Injury and poisoning: uncommon – procedural complications.

Information on adverse reactions possibly associated with prophylaxis and treatment of Mycobacterium Avium Complex. These adverse reactions differ in type or frequency from those occurring with the use of immediate-release and extended-release dosage forms:

Metabolism and nutrition disorders: common – anorexia.

Psychiatric disorders: common – dizziness, headache, paraesthesia, dysgeusia; uncommon – hypesthesia.

Eye disorders: common – visual impairment.

Ear and labyrinth disorders: common – deafness; uncommon – hearing impairment, tinnitus.

Cardiac disorders: uncommon – palpitations.

Gastrointestinal disorders: very common – diarrhea, abdominal pain, nausea, flatulence, gastrointestinal discomfort, frequent loose stools.

Hepatobiliary disorders: uncommon – hepatitis.

Skin and subcutaneous tissue disorders: common – rash, pruritus; uncommon – Stevens-Johnson syndrome, photosensitivity.

Musculoskeletal and connective tissue disorders: common – arthralgia.

General disorders and administration site conditions: common – increased fatigue; uncommon – asthenia, malaise.

Shelf life. 2 years.

Storage conditions.
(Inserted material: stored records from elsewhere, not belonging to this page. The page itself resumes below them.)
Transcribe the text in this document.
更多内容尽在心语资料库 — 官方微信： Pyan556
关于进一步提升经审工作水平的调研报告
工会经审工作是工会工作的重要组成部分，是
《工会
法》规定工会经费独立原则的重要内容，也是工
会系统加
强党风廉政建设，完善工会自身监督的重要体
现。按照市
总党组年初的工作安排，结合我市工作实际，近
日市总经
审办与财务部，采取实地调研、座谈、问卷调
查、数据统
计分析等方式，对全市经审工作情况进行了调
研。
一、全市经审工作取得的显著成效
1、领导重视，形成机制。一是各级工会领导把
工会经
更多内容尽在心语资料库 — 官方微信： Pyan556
Store in the original packaging at a temperature not exceeding 25 °C. Keep out of the reach of children.

Packaging. Capsules 125 mg or 250 mg, pack of 6 in blister pack in a carton; capsules 500 mg, pack of 3 in blister pack in a carton.

Prescription category. Prescription only.

Manufacturer. LIMITED LIABILITY COMPANY "CORPORATION "ZDOROVIYA".

Manufacturer's address and place of business. Ukraine, 61013, Kharkiv, Kharkiv region, Shevchenko Street, 22.